BT's fibre-optic broadband rollout starts today
Openreach fibre product being trialled by ISPs in Muswell Hill, North London, and Whitchurch near Cardiff
Openreach provides new optical fibre product to support Digital Britain
Residential customers and businesses will start to gain access to next-generation broadband connectivity today as the first operational pilots spearhead BT's push into optical-fibre network access for the UK, as outlined in Lord Carter's Digital Britain report.
Muswell Hill in North London, and Whitchurch near Cardiff are the first two locations for BT's rollout. ISPs participating in Openreach's new optical fibre-based access product include BT Wholesale, Carphone Warehouse, O2 and Sky. The initial project will enable 15,000 premises to try out the new service, with more than 100 of BT's green street cabinets becoming fibre-enabled.
BT's access arm Openreach is providing the new product supporting the connectivity trial. Generic Ethernet Access over Fibre to the Cabinet (GEA-FTTC), has performance of up to 40Mbit/s download and a standard upload speed of 2Mbit/s, with an optional upload speed of 5Mbit/s.
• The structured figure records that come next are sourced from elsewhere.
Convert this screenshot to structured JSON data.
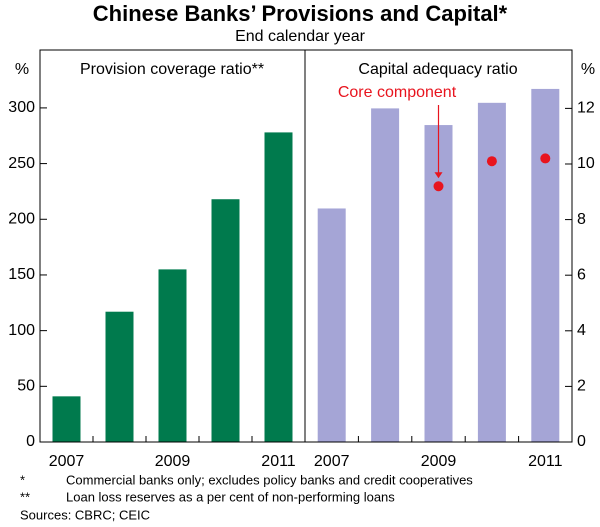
{
  "title": "Chinese Banks’ Provisions and Capital*",
  "subtitle": "End calendar year",
  "notes": [
    {
      "mark": "*",
      "text": "Commercial banks only; excludes policy banks and credit cooperatives"
    },
    {
      "mark": "**",
      "text": "Loan loss reserves as a per cent of non-performing loans"
    }
  ],
  "sources": "Sources: CBRC; CEIC",
  "chart_data": [
    {
      "type": "bar",
      "title": "Provision coverage ratio**",
      "y_label": "%",
      "categories": [
        "2007",
        null,
        "2009",
        null,
        "2011"
      ],
      "values": [
        41,
        117,
        155,
        218,
        278
      ],
      "color": "#007a4d",
      "ylim": [
        0,
        352
      ],
      "yticks": [
        0,
        50,
        100,
        150,
        200,
        250,
        300
      ]
    },
    {
      "type": "bar",
      "title": "Capital adequacy ratio",
      "y_label": "%",
      "categories": [
        "2007",
        null,
        "2009",
        null,
        "2011"
      ],
      "values": [
        8.4,
        12.0,
        11.4,
        12.2,
        12.7
      ],
      "color": "#a5a5d6",
      "points": {
        "name": "Core component",
        "color": "#e8141e",
        "values": [
          null,
          null,
          9.2,
          10.1,
          10.2
        ]
      },
      "ylim": [
        0,
        14.1
      ],
      "yticks": [
        0,
        2,
        4,
        6,
        8,
        10,
        12
      ]
    }
  ]
}
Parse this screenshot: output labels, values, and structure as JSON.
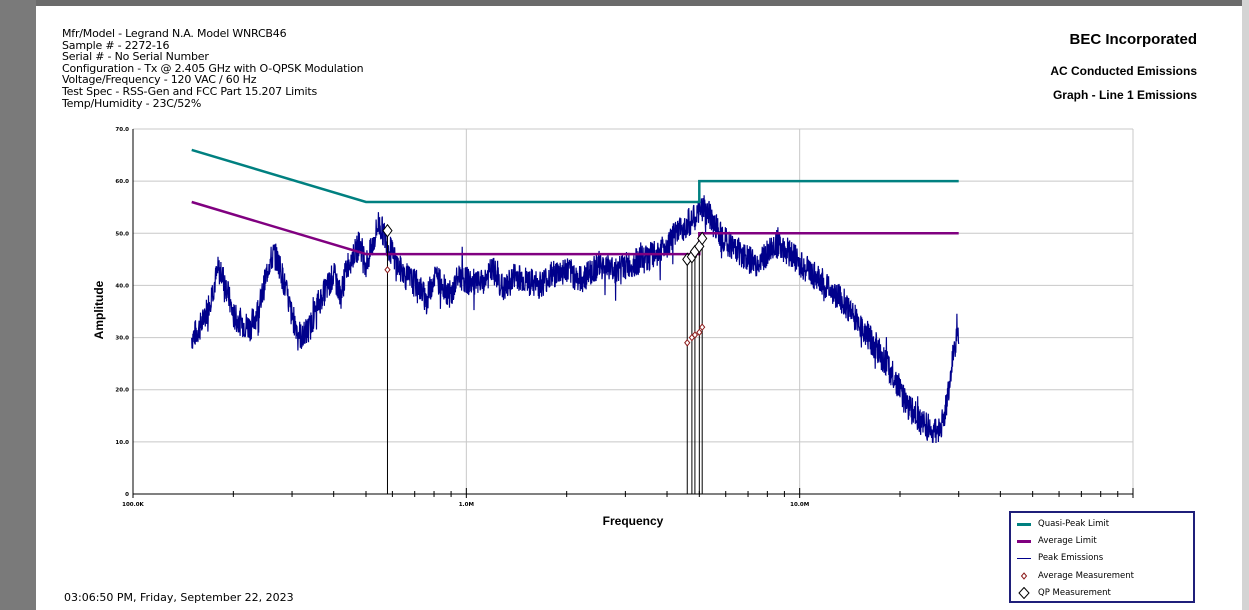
{
  "header": {
    "info_lines": [
      "Mfr/Model - Legrand N.A. Model WNRCB46",
      "Sample # - 2272-16",
      "Serial # - No Serial Number",
      "Configuration - Tx @ 2.405 GHz with O-QPSK Modulation",
      "Voltage/Frequency - 120 VAC / 60 Hz",
      "Test Spec - RSS-Gen and FCC Part 15.207 Limits",
      "Temp/Humidity - 23C/52%"
    ],
    "company": "BEC Incorporated",
    "title1": "AC Conducted Emissions",
    "title2": "Graph - Line 1 Emissions"
  },
  "footer": {
    "timestamp": "03:06:50 PM, Friday, September 22, 2023"
  },
  "legend": {
    "items": [
      {
        "label": "Quasi-Peak Limit",
        "color": "#008080",
        "icon": "thick-line"
      },
      {
        "label": "Average Limit",
        "color": "#800080",
        "icon": "thick-line"
      },
      {
        "label": "Peak Emissions",
        "color": "#00008b",
        "icon": "thin-line"
      },
      {
        "label": "Average Measurement",
        "color": "#8b1a1a",
        "icon": "small-diamond"
      },
      {
        "label": "QP Measurement",
        "color": "#000000",
        "icon": "open-diamond"
      }
    ]
  },
  "chart_data": {
    "type": "line",
    "xscale": "log",
    "xlim": [
      100000,
      100000000
    ],
    "ylim": [
      0,
      70
    ],
    "xlabel": "Frequency",
    "ylabel": "Amplitude",
    "x_tick_labels": [
      {
        "value": 100000,
        "label": "100.0K"
      },
      {
        "value": 1000000,
        "label": "1.0M"
      },
      {
        "value": 10000000,
        "label": "10.0M"
      }
    ],
    "y_tick_labels": [
      "0",
      "10.0",
      "20.0",
      "30.0",
      "40.0",
      "50.0",
      "60.0",
      "70.0"
    ],
    "grid": true,
    "colors": {
      "qp_limit": "#008080",
      "avg_limit": "#800080",
      "peak": "#00008b",
      "avg_meas": "#8b1a1a",
      "qp_meas": "#000000"
    },
    "series": [
      {
        "name": "Quasi-Peak Limit",
        "x": [
          150000,
          500000,
          5000000,
          5000000,
          30000000
        ],
        "y": [
          66,
          56,
          56,
          60,
          60
        ]
      },
      {
        "name": "Average Limit",
        "x": [
          150000,
          500000,
          5000000,
          5000000,
          30000000
        ],
        "y": [
          56,
          46,
          46,
          50,
          50
        ]
      },
      {
        "name": "Peak Emissions",
        "x": [
          150000,
          155000,
          162000,
          168000,
          175000,
          180000,
          185000,
          190000,
          195000,
          200000,
          210000,
          225000,
          240000,
          255000,
          265000,
          275000,
          285000,
          300000,
          320000,
          340000,
          355000,
          370000,
          385000,
          400000,
          420000,
          440000,
          460000,
          480000,
          500000,
          520000,
          545000,
          565000,
          580000,
          600000,
          620000,
          650000,
          680000,
          720000,
          760000,
          800000,
          850000,
          900000,
          950000,
          1000000,
          1100000,
          1200000,
          1300000,
          1400000,
          1500000,
          1650000,
          1800000,
          2000000,
          2200000,
          2500000,
          2800000,
          3100000,
          3400000,
          3700000,
          4000000,
          4300000,
          4600000,
          4900000,
          5100000,
          5300000,
          5500000,
          5800000,
          6100000,
          6500000,
          7000000,
          7500000,
          8000000,
          8500000,
          9000000,
          9500000,
          10000000,
          11000000,
          12000000,
          13500000,
          15000000,
          17000000,
          19000000,
          21000000,
          23000000,
          25000000,
          26000000,
          27000000,
          28000000,
          29000000,
          30000000
        ],
        "y": [
          30,
          31,
          33,
          36,
          40,
          43,
          42,
          40,
          37,
          34,
          33,
          32,
          36,
          44,
          46,
          44,
          40,
          34,
          30,
          32,
          36,
          38,
          40,
          42,
          38,
          44,
          46,
          48,
          44,
          47,
          52,
          50,
          48,
          46,
          44,
          42,
          41,
          40,
          37,
          42,
          40,
          38,
          42,
          41,
          40,
          43,
          39,
          42,
          41,
          40,
          42,
          43,
          41,
          44,
          43,
          44,
          45,
          46,
          48,
          50,
          52,
          53,
          55,
          54,
          52,
          50,
          48,
          47,
          45,
          44,
          46,
          48,
          47,
          46,
          44,
          42,
          40,
          37,
          33,
          28,
          23,
          17,
          14,
          12,
          12,
          14,
          20,
          28,
          30
        ]
      },
      {
        "name": "Average Measurement",
        "x": [
          580000,
          4600000,
          4750000,
          4850000,
          5000000,
          5100000
        ],
        "y": [
          43,
          29,
          30,
          30.5,
          31,
          32
        ]
      },
      {
        "name": "QP Measurement",
        "x": [
          580000,
          4600000,
          4750000,
          4850000,
          5000000,
          5100000
        ],
        "y": [
          50.5,
          45,
          45.5,
          46.5,
          47.5,
          49
        ]
      }
    ]
  }
}
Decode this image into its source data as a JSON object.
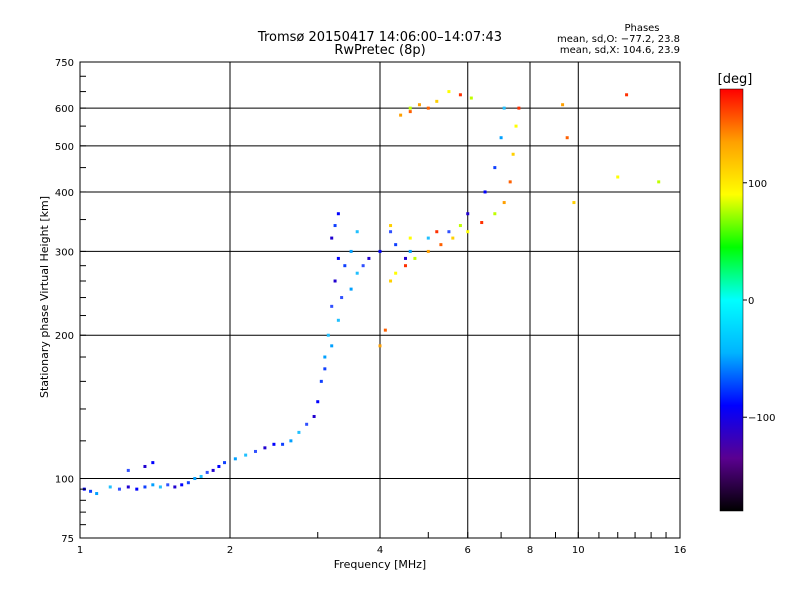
{
  "chart_data": {
    "type": "scatter",
    "title": "Tromsø 20150417 14:06:00–14:07:43",
    "subtitle": "RwPretec (8p)",
    "xlabel": "Frequency [MHz]",
    "ylabel": "Stationary phase Virtual Height [km]",
    "x_scale": "log",
    "y_scale": "log",
    "xlim": [
      1,
      16
    ],
    "ylim": [
      75,
      750
    ],
    "x_ticks": [
      1,
      2,
      4,
      6,
      8,
      10,
      16
    ],
    "x_tick_labels": [
      "1",
      "2",
      "4",
      "6",
      "8",
      "10",
      "16"
    ],
    "y_ticks": [
      75,
      100,
      200,
      300,
      400,
      500,
      600,
      750
    ],
    "y_tick_labels": [
      "75",
      "100",
      "200",
      "300",
      "400",
      "500",
      "600",
      "750"
    ],
    "grid": true,
    "phase_stats": {
      "title": "Phases",
      "line_o": "mean, sd,O: −77.2, 23.8",
      "line_x": "mean, sd,X: 104.6, 23.9"
    },
    "colorbar": {
      "label": "[deg]",
      "range": [
        -180,
        180
      ],
      "ticks": [
        100,
        0,
        -100
      ],
      "tick_labels": [
        "100",
        "0",
        "−100"
      ],
      "colors": [
        "#000000",
        "#5a0090",
        "#0000ff",
        "#00b4ff",
        "#00ffff",
        "#00ff00",
        "#ffff00",
        "#ffa000",
        "#ff0000"
      ]
    },
    "series": [
      {
        "points": [
          [
            1.02,
            95
          ],
          [
            1.05,
            94
          ],
          [
            1.08,
            93
          ],
          [
            1.15,
            96
          ],
          [
            1.2,
            95
          ],
          [
            1.25,
            96
          ],
          [
            1.3,
            95
          ],
          [
            1.35,
            96
          ],
          [
            1.4,
            97
          ],
          [
            1.45,
            96
          ],
          [
            1.5,
            97
          ],
          [
            1.55,
            96
          ],
          [
            1.6,
            97
          ],
          [
            1.65,
            98
          ],
          [
            1.7,
            100
          ],
          [
            1.75,
            101
          ],
          [
            1.8,
            103
          ],
          [
            1.85,
            104
          ],
          [
            1.9,
            106
          ],
          [
            1.95,
            108
          ],
          [
            2.05,
            110
          ],
          [
            2.15,
            112
          ],
          [
            2.25,
            114
          ],
          [
            2.35,
            116
          ],
          [
            2.45,
            118
          ],
          [
            2.55,
            118
          ],
          [
            2.65,
            120
          ],
          [
            2.75,
            125
          ],
          [
            2.85,
            130
          ],
          [
            2.95,
            135
          ],
          [
            3.0,
            145
          ],
          [
            3.05,
            160
          ],
          [
            3.1,
            180
          ],
          [
            3.15,
            200
          ],
          [
            3.2,
            230
          ],
          [
            3.25,
            260
          ],
          [
            3.3,
            290
          ],
          [
            3.4,
            280
          ],
          [
            3.5,
            300
          ],
          [
            3.6,
            270
          ],
          [
            3.7,
            280
          ],
          [
            3.8,
            290
          ],
          [
            4.0,
            300
          ],
          [
            4.3,
            310
          ],
          [
            4.6,
            300
          ],
          [
            5.0,
            320
          ],
          [
            5.5,
            330
          ],
          [
            6.0,
            360
          ],
          [
            6.5,
            400
          ],
          [
            6.8,
            450
          ],
          [
            7.0,
            520
          ],
          [
            7.1,
            600
          ],
          [
            1.25,
            104
          ],
          [
            1.35,
            106
          ],
          [
            1.4,
            108
          ],
          [
            3.1,
            170
          ],
          [
            3.2,
            190
          ],
          [
            3.3,
            215
          ],
          [
            3.35,
            240
          ],
          [
            3.2,
            320
          ],
          [
            3.3,
            360
          ],
          [
            3.25,
            340
          ],
          [
            3.5,
            250
          ],
          [
            3.6,
            330
          ],
          [
            4.2,
            330
          ],
          [
            4.5,
            290
          ]
        ]
      },
      {
        "points": [
          [
            4.0,
            190
          ],
          [
            4.1,
            205
          ],
          [
            4.2,
            260
          ],
          [
            4.3,
            270
          ],
          [
            4.5,
            280
          ],
          [
            4.7,
            290
          ],
          [
            5.0,
            300
          ],
          [
            5.3,
            310
          ],
          [
            5.6,
            320
          ],
          [
            6.0,
            330
          ],
          [
            6.4,
            345
          ],
          [
            6.8,
            360
          ],
          [
            7.1,
            380
          ],
          [
            7.3,
            420
          ],
          [
            7.4,
            480
          ],
          [
            7.5,
            550
          ],
          [
            7.6,
            600
          ],
          [
            4.6,
            600
          ],
          [
            4.8,
            610
          ],
          [
            5.0,
            600
          ],
          [
            5.2,
            620
          ],
          [
            5.5,
            650
          ],
          [
            5.8,
            640
          ],
          [
            6.1,
            630
          ],
          [
            4.4,
            580
          ],
          [
            4.6,
            590
          ],
          [
            4.2,
            340
          ],
          [
            4.6,
            320
          ],
          [
            5.2,
            330
          ],
          [
            5.8,
            340
          ],
          [
            9.3,
            610
          ],
          [
            9.5,
            520
          ],
          [
            9.8,
            380
          ],
          [
            12.0,
            430
          ],
          [
            12.5,
            640
          ],
          [
            14.5,
            420
          ]
        ]
      }
    ]
  }
}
BT strategy and portfolio group director Olivia Garfield said that upstream speeds, "would be adjusted by Openreach as service rollout proceeds in the next six to 12 months."
But there are concerns from smaller carriers and ISPs about the recently published Ofcom consultation, "Variation to BT’s Undertakings under the Enterprise Act 2002 related to Fibre-to-the-Cabinet. " The major effect of this variation', "allows BT’s Openreach division to control and operate electronic equipment necessary to provide super-fast broadband services using FTTC."
An important aspect of this change concerns what kind of service-level agreement (SLA) applies to the new product. With ADSL-based broadband systems, that use twisted copper pairs to carry data as well as narrowband voice traffic (standard PSTN phone calls), SLAs were limited to "best endeavours". This meant that in times of high download traffic, users could find download speed capacity decrease significantly, to lower speeds than they thought they were legally entitled to.
At a recent roundtable on BT's plans and its roadmap for FTTC rollouts, Openreach managing director for next-generation access David Campbell said that although Openreach would rectify faults with downloads speeds dropping below 15Mbit/s, "any SLAs provided would be the responsibility of the ISP providing the service to users premises, from the street cabinet," he said.
Cable & Wireless said in the consultation that it would like to see " SLAs offered by Openreach should address the requirements of business users."
Broadband Stakeholder Group chief executive Antony Walker said that download speed was not the determining capability of the new BT product.
"You have to look at the full characteristics of this offering, the better upload speeds on offer gives businesses a chance to open up new markets and services, whilst the improved latency gives you better interactive performance, for example with videoconferencing," he said.
Fibre-based broadband connectivity is already available to premises within the reach of Virgin Media's cable network.